5. How does EI leadership differ from traditional leadership models in driving team motivation and productivity?

Instead of focusing purely on goals and KPIs, EI starts from the inside out, with self-awareness of how leaders’ own emotional state impacts how they communicate with their teams. Then it moves into reading others accurately, responding with empathy, and adapting communication where appropriate. Traditional models assume KPIs or incentives drive performance, whereas EI acknowledges that people perform best in psychologically safe environments.

6. Which core EI skills should every finance professional prioritise, and what exercises help develop them?

The four quadrants of EI are self-awareness, self-management, social awareness, and social influence. To develop these, become more aware of your own emotions, what triggers them, what sensations they create internally. Often, we don’t know why we experience emotion, but if you start tracking experiences, you can start to see the patterns emerge. When I say sensations, as an example, you might notice your heartbeat increasing before you speak in team meetings. That’s usually a sign your nervous system is switching to fight/flight mode, and simply by noticing you can pause, take a breath, and regulate the emotion. Self-awareness is the starting point for developing EI. Then, when you can do this yourself, you begin to notice emotional cues in others. Other exercises that help regulate emotions are rehearsing or role-playing difficult conversations before you have them, and having a pre-meeting routine where you reset your mindset.

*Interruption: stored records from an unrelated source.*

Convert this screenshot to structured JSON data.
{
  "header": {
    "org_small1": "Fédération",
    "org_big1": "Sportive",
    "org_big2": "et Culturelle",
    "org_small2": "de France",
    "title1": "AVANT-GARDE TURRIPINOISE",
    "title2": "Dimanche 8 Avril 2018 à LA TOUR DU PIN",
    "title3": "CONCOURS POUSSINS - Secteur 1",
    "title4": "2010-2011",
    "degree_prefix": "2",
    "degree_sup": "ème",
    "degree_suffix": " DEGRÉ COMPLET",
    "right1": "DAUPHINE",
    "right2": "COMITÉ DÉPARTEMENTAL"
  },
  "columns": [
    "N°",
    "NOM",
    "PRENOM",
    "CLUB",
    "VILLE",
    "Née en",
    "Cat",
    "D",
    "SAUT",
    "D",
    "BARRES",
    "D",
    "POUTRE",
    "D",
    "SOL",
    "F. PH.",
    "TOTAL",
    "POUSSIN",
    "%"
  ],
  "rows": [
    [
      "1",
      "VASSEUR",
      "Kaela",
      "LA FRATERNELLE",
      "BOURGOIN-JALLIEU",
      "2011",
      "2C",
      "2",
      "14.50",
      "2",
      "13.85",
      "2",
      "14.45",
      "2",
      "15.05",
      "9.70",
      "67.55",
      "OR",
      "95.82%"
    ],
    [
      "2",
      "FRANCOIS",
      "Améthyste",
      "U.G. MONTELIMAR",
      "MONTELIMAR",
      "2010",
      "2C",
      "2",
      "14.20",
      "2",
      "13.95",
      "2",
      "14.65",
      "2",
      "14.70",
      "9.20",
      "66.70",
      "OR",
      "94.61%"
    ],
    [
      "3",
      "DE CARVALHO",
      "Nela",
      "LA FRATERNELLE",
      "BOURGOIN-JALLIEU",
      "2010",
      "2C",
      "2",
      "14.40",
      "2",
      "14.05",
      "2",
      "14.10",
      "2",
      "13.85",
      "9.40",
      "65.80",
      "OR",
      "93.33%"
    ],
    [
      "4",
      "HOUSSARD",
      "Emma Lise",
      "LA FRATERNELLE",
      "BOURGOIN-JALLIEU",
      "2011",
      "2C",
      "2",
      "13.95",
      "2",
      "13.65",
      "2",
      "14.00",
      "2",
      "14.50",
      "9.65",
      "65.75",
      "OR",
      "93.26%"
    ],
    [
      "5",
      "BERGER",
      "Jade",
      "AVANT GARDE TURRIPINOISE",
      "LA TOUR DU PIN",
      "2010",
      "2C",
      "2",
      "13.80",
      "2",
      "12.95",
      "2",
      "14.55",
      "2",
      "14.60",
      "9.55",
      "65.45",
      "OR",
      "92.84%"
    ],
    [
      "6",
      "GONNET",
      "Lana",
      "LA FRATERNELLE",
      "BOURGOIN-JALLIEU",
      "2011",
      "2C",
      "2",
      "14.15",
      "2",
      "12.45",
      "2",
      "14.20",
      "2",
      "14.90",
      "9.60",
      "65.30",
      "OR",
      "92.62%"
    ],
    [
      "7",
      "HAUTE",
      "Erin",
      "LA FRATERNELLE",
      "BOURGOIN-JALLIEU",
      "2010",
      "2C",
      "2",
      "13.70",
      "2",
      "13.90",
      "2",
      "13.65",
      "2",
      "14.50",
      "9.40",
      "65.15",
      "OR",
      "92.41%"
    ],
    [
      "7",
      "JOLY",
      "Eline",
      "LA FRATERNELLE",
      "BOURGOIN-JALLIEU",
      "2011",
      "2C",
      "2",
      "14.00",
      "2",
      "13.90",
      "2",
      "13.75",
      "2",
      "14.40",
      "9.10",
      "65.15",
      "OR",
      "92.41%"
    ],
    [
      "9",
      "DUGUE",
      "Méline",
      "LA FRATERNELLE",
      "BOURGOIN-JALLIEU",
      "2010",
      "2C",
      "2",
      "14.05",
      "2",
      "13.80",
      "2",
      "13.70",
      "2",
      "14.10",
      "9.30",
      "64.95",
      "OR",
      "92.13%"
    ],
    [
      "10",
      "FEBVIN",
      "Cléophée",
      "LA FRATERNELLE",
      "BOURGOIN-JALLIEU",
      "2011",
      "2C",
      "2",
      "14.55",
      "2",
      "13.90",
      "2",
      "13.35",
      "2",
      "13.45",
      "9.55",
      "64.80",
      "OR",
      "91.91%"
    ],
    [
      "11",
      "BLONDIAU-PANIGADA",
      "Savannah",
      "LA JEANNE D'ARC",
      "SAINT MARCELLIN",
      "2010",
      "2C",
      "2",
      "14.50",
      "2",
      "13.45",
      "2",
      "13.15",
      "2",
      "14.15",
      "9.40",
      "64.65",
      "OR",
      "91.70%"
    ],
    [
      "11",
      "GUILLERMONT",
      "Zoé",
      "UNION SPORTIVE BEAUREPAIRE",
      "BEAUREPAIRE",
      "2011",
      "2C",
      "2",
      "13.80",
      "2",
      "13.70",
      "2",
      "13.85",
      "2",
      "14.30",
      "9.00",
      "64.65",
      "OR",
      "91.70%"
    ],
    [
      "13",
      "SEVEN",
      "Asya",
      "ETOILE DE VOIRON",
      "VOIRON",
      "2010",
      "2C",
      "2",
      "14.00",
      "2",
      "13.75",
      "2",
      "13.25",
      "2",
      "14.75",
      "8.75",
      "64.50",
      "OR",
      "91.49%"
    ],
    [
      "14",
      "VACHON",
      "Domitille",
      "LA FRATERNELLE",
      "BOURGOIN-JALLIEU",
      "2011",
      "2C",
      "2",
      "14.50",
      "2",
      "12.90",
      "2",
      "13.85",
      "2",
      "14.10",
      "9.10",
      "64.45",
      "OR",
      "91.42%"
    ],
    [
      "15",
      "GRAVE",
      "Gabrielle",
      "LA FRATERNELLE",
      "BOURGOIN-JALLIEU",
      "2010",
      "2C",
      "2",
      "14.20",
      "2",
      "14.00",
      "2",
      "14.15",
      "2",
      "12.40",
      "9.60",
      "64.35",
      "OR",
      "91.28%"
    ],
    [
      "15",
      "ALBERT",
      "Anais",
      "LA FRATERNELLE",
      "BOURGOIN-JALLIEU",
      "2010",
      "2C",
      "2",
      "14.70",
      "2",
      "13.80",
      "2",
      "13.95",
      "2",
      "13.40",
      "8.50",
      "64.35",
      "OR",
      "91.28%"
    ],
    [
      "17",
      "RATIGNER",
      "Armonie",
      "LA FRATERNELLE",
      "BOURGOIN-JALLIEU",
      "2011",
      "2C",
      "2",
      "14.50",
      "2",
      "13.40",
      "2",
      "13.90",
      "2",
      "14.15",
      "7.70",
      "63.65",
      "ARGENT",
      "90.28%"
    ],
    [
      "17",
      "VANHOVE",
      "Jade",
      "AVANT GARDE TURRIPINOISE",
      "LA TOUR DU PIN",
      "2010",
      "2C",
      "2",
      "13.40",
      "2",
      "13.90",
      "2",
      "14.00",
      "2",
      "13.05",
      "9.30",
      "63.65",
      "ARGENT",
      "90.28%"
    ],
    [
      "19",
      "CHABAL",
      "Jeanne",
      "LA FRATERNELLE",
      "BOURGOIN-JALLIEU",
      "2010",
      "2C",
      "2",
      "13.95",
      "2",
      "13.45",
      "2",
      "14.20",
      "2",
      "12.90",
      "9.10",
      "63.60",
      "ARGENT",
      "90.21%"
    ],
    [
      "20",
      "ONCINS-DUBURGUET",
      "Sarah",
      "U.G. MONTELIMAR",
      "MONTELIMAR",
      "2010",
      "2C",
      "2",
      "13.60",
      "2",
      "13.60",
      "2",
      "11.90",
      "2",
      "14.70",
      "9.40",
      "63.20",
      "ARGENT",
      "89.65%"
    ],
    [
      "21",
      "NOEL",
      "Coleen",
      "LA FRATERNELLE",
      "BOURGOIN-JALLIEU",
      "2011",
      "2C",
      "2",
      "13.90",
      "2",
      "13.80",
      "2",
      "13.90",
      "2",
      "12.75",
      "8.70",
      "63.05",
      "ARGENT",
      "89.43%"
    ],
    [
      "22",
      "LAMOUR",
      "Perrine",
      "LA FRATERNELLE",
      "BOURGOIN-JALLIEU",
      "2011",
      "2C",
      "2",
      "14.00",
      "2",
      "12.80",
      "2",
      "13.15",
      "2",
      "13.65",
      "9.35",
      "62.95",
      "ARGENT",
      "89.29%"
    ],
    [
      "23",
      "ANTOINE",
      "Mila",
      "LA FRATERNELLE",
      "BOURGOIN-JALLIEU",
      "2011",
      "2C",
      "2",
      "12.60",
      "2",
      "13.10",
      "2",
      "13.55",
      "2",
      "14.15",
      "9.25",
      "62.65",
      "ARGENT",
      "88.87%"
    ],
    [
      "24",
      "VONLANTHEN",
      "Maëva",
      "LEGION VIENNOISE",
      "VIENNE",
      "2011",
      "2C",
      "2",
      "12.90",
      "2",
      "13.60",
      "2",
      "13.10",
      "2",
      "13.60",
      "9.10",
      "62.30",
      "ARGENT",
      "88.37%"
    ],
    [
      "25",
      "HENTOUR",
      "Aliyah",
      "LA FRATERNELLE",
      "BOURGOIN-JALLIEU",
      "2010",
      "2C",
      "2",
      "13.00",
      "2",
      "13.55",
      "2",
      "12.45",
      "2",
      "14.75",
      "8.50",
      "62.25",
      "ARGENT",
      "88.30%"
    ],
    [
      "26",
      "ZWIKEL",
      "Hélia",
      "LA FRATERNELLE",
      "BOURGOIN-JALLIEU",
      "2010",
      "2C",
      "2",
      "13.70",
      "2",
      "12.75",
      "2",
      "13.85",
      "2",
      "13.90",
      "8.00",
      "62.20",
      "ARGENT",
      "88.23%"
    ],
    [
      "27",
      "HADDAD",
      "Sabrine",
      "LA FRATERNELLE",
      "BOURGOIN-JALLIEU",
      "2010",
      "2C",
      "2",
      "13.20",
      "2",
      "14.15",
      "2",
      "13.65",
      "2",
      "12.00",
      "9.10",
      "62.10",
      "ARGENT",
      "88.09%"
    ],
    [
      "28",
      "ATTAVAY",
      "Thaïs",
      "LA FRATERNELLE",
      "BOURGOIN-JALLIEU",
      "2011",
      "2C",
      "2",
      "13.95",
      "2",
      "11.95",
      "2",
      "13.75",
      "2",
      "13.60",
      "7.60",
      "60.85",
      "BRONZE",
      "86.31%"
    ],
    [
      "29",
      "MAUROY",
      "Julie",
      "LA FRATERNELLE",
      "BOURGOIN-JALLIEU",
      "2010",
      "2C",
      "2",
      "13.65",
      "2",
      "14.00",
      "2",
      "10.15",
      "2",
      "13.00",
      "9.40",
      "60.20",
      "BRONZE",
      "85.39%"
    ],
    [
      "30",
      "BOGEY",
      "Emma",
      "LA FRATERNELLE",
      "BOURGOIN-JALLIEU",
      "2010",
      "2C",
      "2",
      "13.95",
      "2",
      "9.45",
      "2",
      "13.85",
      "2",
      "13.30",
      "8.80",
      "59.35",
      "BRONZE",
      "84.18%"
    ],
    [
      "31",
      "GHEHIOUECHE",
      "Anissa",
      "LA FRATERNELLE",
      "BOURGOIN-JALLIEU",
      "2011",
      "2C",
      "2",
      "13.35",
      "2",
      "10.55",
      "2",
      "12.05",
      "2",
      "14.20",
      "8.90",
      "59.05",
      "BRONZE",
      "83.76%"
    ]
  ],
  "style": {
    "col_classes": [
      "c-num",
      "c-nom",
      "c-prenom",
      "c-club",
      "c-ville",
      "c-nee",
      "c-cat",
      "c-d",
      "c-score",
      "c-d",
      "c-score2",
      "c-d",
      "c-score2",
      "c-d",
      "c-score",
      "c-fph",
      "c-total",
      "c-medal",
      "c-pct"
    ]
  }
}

7. How do you measure the ROI of EI training programs within financial services firms?

During training, we measure pre- and post-training EI scores to demonstrate the impact training has on EI. As EI is linked with performance, if we can show an increase in EI over the course of a training program, we can deduce that performance will follow as long as the individuals and firms continue to adopt and support learning post workshop. We offer 1:1 and group coaching to follow up so that new habits are formed, which lead to the changes linked with increased performance. At the moment, we don’t track the financial performance of firms, but collecting data and case studies around the financial impact of training is definitely on the agenda for the future.

8. In your view, why can’t the finance industry afford to ignore emotional intelligence in today’s market?

Like all professions, the finance industry is going to change in ways we can’t even begin to understand. I’ve already heard anecdotes from advisers coming to meetings with their ChatGPT transcripts and challenging the advice they are getting or deciding to let an AI manage their investments. However, where financial planning gets complicated, or involves multiple options, clients want to talk to a human, as the risk of getting something wrong is high. There are also clients who have zero interest in doing their own research, even if it is quick and easy with the use of AI. They prefer to deal with a human who understands them and can implement for them. Whichever it is, EI is about communicating effectively, and the human connection is irreplaceable; there will be a market for advisers who are at the top of their game when it comes to building trust and dealing with client behaviours. Those who aren’t may struggle.

9. What’s the next evolution for EI in finance? How do you see this field growing over the next five years?

I’ve recently taken up an advisory role with an AI company looking to build a back office system for financial planners, integrating EI insights. The aim is to build a client management system that delivers the technical research and advice for the adviser, plus also analyses client data and communication for emotional cues. The AI works with the adviser to suggest how they should communicate effectively with the client. I think over the next 5 years, this is how financial services may develop: AI assisting human advisers to deliver an outstanding and efficient client experience. But, given the pace of development recently, I could be totally wrong.